A quarter of a century. That’s how long it’s been since Selena last sang, danced, and smiled. Since then, fans have remembered her in celebrations and murals, in places like Dallas and across the rest of the country. Little girls and boys still sing her songs, dress like her and characters from Selena, and reenact scenes from the movie.

Selena is more popular now than when she lived. That popularity has expanded beyond the fans of Tejano music. Even non-Latinos know her name, even if when she died many did not understand the commotion. And since she’s as relevant as she ever was, what she means today is something far beyond what she meant then.

There are people for whom Selena has always been present—emotionally, metaphorically, symbolically—even if she hasn’t been there in the physical sense. That is Selena: a constant. Even as things change in neighborhoods once predominantly Latino—like where Selena lived, like where her murals and celebrations are now—she maintains a continuing, if evolving, presence.

Selena has become a ubiquitous symbol of Tejanos and Texans. Of Chicanos, Latinos, and Latinxs that live across the United States, Mexico, and elsewhere. She means something to many others. Something different to each. It’s why in the Latino neighborhoods of many cities, you can see who she was then and how she’s seen now, eternally young, frozen in dance and song and smiling in murals that are larger than life.

It’s better like this. To think about it any other way is to remember that the death of Selena was one of the most incredible tragedies of the last quarter-century, a bilingual, bicultural Shakespearean tragedy of a rags-to-riches story that inspired those who felt invisible, only to have it all taken away. A tragedy set in Texas, where Dallas was just one of the many locations people cried at what they saw and felt. It’s painful to remember it that way. To know that we never got to see her age, that the closest we’ll get to it is seeing the sun eat away at a mural’s color.

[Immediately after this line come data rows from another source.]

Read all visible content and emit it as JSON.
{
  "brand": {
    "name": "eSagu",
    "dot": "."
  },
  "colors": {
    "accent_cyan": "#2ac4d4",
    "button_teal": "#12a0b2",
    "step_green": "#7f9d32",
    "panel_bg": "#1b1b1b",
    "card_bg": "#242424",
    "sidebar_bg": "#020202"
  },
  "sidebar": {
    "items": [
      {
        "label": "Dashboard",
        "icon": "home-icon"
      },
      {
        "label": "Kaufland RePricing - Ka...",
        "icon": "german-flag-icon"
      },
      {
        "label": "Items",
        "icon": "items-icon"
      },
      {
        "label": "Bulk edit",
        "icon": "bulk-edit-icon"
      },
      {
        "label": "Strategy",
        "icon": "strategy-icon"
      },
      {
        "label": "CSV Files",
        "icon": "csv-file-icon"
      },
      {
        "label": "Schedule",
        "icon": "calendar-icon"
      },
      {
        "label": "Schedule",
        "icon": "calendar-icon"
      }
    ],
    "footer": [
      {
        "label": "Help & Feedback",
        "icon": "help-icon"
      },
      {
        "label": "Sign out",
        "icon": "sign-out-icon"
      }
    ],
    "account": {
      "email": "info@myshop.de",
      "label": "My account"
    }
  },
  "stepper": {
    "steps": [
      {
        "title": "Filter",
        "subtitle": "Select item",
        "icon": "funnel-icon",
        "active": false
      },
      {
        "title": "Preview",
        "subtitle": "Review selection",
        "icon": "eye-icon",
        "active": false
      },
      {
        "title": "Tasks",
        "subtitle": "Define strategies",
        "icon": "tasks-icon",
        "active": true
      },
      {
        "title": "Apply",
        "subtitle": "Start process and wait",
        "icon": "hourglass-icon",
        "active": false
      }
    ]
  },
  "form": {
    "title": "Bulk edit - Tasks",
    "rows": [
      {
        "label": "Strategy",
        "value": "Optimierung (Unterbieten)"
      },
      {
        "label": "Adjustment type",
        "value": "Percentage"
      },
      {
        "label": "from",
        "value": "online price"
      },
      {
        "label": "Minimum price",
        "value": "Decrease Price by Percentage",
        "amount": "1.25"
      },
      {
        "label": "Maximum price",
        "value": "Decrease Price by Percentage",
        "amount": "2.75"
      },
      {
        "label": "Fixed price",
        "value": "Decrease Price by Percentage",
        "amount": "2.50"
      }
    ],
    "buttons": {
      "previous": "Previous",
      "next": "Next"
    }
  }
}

Maybe that’s why all of this makes more sense as a love story: about someone taken and those left behind, refusing to forget who she was. Maybe that’s why she lives on in fragments—a memory here, another one there, a sort of mosaic.

Maybe that’s why, a quarter-century after her death, remembering her life, in murals and yearly celebrations in places like Oak Cliff, still makes people dance, sing, and smile.